A young boy named William who is interested in magic has been sent to Houdini for mentoring, by a professor the magician has been working with, and it is to him that the narrative is directed. William serves as the young reader’s surrogate and gives him someone to identify with.
Visually, the artist uses full color for scenes in 1926 and brown tints for the first scenes from Houdini’s childhood. In effect they evoke the tintypes that are so often associated with the turn of the 19th century, although some of the interiors seem too modern for the period.
The first flashback takes us to Wisconsin in 1883, and introduces the nine year old Erich Weiss (his real name) putting on acrobatic shows for his friends. While the story emphasizes the family’s financial needs, the visuals don’t show them as particularly poverty-stricken.
Houdini’s father was a rabbi, and there didn’t seem to be much call for a rabbi in Wisconsin. The young boy volunteers to do his part to help support the family.
As the flashbacks move forward in time, the color pallet seems to expand and soon they parallel the 1926 scenes. We are shown the young boy working with locks and handcuffs, his beginnings with his brother in show business, his marriage, and his attempts to get attention for himself through publicity stunts.
More often than not, the book concentrates on those aspects of the magician’s life which would be of greatest interest to young readers. Panels describe his escape from a Chicago police cell, his tactics for debunking spiritualists, and his escape from the special Houdini proof handcuffs created by the London police.
Some of the secrets of his escapes are even explained. This is the kind of thing that may well enchant the young enthusiast.

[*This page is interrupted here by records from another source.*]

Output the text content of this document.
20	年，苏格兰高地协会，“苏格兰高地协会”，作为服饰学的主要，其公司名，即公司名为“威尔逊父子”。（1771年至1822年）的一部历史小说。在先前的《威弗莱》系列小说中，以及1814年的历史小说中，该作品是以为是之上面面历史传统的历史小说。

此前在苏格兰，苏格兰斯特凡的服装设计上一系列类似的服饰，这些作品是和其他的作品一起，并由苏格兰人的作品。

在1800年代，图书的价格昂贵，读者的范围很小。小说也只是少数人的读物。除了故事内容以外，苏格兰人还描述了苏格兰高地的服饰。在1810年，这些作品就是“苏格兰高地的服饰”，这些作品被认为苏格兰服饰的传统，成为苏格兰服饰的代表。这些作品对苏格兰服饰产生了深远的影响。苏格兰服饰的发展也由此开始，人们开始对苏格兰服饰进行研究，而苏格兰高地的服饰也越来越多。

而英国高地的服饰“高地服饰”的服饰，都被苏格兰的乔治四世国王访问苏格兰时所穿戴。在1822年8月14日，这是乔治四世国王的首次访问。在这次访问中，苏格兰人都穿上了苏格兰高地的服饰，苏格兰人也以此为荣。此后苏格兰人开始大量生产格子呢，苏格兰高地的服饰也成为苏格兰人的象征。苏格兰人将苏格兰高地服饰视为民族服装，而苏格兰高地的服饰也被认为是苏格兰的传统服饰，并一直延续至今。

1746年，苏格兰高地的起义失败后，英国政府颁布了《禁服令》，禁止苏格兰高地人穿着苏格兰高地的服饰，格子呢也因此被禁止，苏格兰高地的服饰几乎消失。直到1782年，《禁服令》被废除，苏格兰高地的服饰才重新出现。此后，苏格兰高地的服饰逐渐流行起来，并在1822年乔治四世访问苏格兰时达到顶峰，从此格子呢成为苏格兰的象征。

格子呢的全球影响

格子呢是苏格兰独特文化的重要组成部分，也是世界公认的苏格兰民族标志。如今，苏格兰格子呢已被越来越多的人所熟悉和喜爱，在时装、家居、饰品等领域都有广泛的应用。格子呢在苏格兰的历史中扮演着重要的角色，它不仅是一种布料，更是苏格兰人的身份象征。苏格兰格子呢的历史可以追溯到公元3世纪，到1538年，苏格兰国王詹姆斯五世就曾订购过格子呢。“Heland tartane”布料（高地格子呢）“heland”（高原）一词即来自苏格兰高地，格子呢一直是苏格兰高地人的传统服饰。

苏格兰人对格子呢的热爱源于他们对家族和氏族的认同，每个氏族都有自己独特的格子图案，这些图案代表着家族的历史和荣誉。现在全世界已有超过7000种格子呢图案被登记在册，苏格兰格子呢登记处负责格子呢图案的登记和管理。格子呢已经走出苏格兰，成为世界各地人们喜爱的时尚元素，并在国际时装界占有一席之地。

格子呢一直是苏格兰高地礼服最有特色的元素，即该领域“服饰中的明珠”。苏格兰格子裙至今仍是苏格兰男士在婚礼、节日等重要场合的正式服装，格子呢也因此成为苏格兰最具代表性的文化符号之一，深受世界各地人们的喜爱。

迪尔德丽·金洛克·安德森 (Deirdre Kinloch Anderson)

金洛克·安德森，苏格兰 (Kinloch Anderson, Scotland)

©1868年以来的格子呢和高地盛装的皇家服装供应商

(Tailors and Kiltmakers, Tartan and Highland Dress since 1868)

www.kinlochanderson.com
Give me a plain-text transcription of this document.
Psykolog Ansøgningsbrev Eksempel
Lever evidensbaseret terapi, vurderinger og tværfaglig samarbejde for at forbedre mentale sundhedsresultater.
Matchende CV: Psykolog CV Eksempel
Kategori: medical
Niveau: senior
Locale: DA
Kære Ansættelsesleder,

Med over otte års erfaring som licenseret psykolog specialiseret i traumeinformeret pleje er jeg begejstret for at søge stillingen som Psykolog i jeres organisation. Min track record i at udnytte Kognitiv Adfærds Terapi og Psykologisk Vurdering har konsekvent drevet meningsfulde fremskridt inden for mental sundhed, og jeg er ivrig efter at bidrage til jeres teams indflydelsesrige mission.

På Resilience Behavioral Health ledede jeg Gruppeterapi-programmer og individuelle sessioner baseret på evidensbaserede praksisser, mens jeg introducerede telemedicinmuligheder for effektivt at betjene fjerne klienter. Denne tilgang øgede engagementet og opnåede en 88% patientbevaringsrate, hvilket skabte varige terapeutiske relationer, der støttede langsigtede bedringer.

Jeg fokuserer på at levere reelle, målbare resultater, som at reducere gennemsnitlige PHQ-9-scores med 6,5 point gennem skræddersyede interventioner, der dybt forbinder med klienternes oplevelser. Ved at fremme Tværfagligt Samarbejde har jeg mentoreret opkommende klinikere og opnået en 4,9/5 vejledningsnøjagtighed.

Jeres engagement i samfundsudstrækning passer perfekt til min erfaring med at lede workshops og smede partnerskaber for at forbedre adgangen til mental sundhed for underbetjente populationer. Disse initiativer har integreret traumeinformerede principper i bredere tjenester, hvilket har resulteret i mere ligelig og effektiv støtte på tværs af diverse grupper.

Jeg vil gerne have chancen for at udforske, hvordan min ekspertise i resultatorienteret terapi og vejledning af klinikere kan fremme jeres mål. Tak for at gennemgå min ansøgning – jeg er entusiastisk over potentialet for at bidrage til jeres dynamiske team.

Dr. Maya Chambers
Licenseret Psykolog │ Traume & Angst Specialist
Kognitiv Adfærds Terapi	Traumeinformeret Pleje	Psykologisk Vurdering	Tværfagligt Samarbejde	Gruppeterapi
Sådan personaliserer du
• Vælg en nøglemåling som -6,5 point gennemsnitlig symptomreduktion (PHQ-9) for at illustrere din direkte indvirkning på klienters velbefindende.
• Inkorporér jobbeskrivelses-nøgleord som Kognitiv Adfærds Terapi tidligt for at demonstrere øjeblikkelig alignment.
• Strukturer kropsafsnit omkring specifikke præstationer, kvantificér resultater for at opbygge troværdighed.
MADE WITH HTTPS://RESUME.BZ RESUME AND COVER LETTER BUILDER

As a kind of addenda, the book ends with a two-page section called “The World of Magic: Famous Tricks Exposed!” Here there are nice explanations of old standbys like “The Indian Rope Trick” and “The Balducci Levitation.” When sawing a lady in half for example, the magician uses a box that is deeper than it appears from the audience’s view. The lady gets in and simply curls her legs under, so that her body is never really in the path of the blade. The feet sticking out at the opposite end are fakes which are operated by an electric motor. Never mind the young readers; this may well be the kind of information a good many adults would like to know. It certainly is for me.
With any luck Campfire’s Harry Houdini, like its other graphic books, may help kindle an interest in further reading in the Wii generation. At the very least, it will acquaint them with one of the more fascinating people of the past, which after all is said and done is no mean accomplishment.